Erstmals wird auch im landwirtschaftlichen Bereich gekürzt
Landwirtschaftslandesrat Hans Seitinger will etwa 30 Millionen Euro, das sind 18 Prozent seines disponiblen Budgets einsparen. Zum Ressort gehören die Bereiche Agrar, Veterinär, Wasser- und Abfallwirtschaft, Wohnbau und Gemeindestraßen. Seitinger will zuerst bei der Verwaltung ansetzen. Unangetastet bleiben sollen die EU-kofinanzierte Landesförderungen für Bauern, da sich sonst auch Subventionen von Bund und EU reduzieren würden.
Bildung: Gratiskindergarten bleibt für alle Fünfjährigen
Der geringste Spielraum für Einsparungen besteht laut Landesrätin Elisabeth Großmann bei der Bildung.

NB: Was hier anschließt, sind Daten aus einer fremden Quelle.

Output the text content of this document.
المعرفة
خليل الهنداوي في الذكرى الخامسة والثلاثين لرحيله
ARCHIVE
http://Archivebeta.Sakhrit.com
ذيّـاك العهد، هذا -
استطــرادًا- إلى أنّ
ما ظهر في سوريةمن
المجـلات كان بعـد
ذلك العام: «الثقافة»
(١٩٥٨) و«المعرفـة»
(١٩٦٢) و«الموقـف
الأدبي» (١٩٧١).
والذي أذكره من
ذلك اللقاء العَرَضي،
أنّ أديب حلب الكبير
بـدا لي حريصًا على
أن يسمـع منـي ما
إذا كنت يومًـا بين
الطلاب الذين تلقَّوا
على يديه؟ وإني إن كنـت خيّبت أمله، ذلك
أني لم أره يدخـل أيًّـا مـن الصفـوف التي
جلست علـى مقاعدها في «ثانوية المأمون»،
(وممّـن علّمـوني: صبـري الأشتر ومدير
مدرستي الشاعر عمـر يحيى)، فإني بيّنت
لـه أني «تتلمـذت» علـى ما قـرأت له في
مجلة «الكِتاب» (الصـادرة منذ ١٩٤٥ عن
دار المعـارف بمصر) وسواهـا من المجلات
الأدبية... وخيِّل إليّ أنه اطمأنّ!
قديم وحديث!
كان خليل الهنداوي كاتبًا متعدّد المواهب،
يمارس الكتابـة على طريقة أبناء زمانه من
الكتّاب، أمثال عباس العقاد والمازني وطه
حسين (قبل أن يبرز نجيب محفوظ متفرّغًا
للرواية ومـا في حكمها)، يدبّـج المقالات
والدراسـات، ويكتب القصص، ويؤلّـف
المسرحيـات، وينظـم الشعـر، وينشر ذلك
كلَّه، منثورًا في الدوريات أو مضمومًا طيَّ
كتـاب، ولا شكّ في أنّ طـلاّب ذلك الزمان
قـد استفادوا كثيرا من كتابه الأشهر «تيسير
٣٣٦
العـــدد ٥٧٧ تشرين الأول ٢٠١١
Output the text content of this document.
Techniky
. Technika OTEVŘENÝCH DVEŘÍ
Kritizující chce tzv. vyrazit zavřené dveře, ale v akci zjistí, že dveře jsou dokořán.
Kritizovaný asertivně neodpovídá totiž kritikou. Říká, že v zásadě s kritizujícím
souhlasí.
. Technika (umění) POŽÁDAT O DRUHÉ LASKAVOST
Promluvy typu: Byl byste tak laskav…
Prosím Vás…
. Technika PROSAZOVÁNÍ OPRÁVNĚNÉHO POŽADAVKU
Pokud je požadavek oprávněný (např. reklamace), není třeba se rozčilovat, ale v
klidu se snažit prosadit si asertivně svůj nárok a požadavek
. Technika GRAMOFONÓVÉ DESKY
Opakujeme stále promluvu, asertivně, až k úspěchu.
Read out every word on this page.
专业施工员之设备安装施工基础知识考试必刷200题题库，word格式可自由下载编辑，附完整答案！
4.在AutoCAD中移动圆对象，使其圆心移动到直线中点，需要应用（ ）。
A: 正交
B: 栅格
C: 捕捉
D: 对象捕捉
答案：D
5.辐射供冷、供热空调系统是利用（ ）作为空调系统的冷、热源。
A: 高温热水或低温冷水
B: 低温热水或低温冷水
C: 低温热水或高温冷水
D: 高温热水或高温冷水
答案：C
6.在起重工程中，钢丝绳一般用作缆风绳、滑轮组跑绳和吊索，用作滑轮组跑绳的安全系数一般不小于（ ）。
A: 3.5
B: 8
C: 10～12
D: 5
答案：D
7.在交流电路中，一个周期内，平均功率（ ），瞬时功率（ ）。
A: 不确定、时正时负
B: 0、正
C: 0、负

Dennoch sollen im Doppelbudget insgesamt rund 13 Millionen Euro gespart werden. Die Maßnahmen im Detail: Der Gratiskindergarten wird teilweise zurückgenommen. Alle Fünfjährigen können ihn zwar auch in Zukunft gratis besuchen, für die Jüngeren wird jedoch eine soziale Staffelung zwischen 1.500 und 2.500 Euro eingeführt. Bei einem Haushaltseinkommen unter 1.500 Euro bleibt der Kindergarten also auf jeden Fall gratis. Über 2.500 Euro sind die vollen Beiträge zu zahlen. Neue Standorte der „Neuen Mittelschule“ werden auf sechs der insgesamt zwölf Mehr-Betreuungsstunden je Klasse verzichten müssen. Und zwar auf jene sechs Stunden, die für die bestehenden Standorte bisher vom Land bezahlt wurden. Für die bestehenden Standorte ändert sich nichts. Weitere Einsparungsfelder sieht Großmann im Musikschulwesen und den landwirtschaftlichen Fachschulen. Bei den Pflichtschulen kommt es erst nach einer Gesamtevaluierung zu Einsparungen und möglicherweise Schließungen und Zusammenlegungen.
Verkehr: Kurzmann warnt vor Einsparungen bei der Verkehrsinfrastruktur
Die FPÖ versucht sich überraschenderweise nur teilweise als Opposition zu den rot-schwarzen Reformpartnern und ist grundsätzlich bereit, den Sparkurs mitzutragen. Das Ressort von Verkehrslandesrat Gerhard Kurzmann wird in den nächsten beiden Jahren um 18 Millionen gekürzt. Der FPÖ-Politiker kündigt daher an, Neubauprojekte dramatisch zurückfahren zu müssen. Einzig für die Feinstaubbekämpfung stünden höhere Mittel zur Verfügung. Einer Nahverkehrsabgabe, wie sie KPÖ-Klubchefin Claudia Klimt-Weithaler fordert, erteilt Kurzmann eine Absage, weil die Bürger ohnehin schon viel zu stark belastet seien.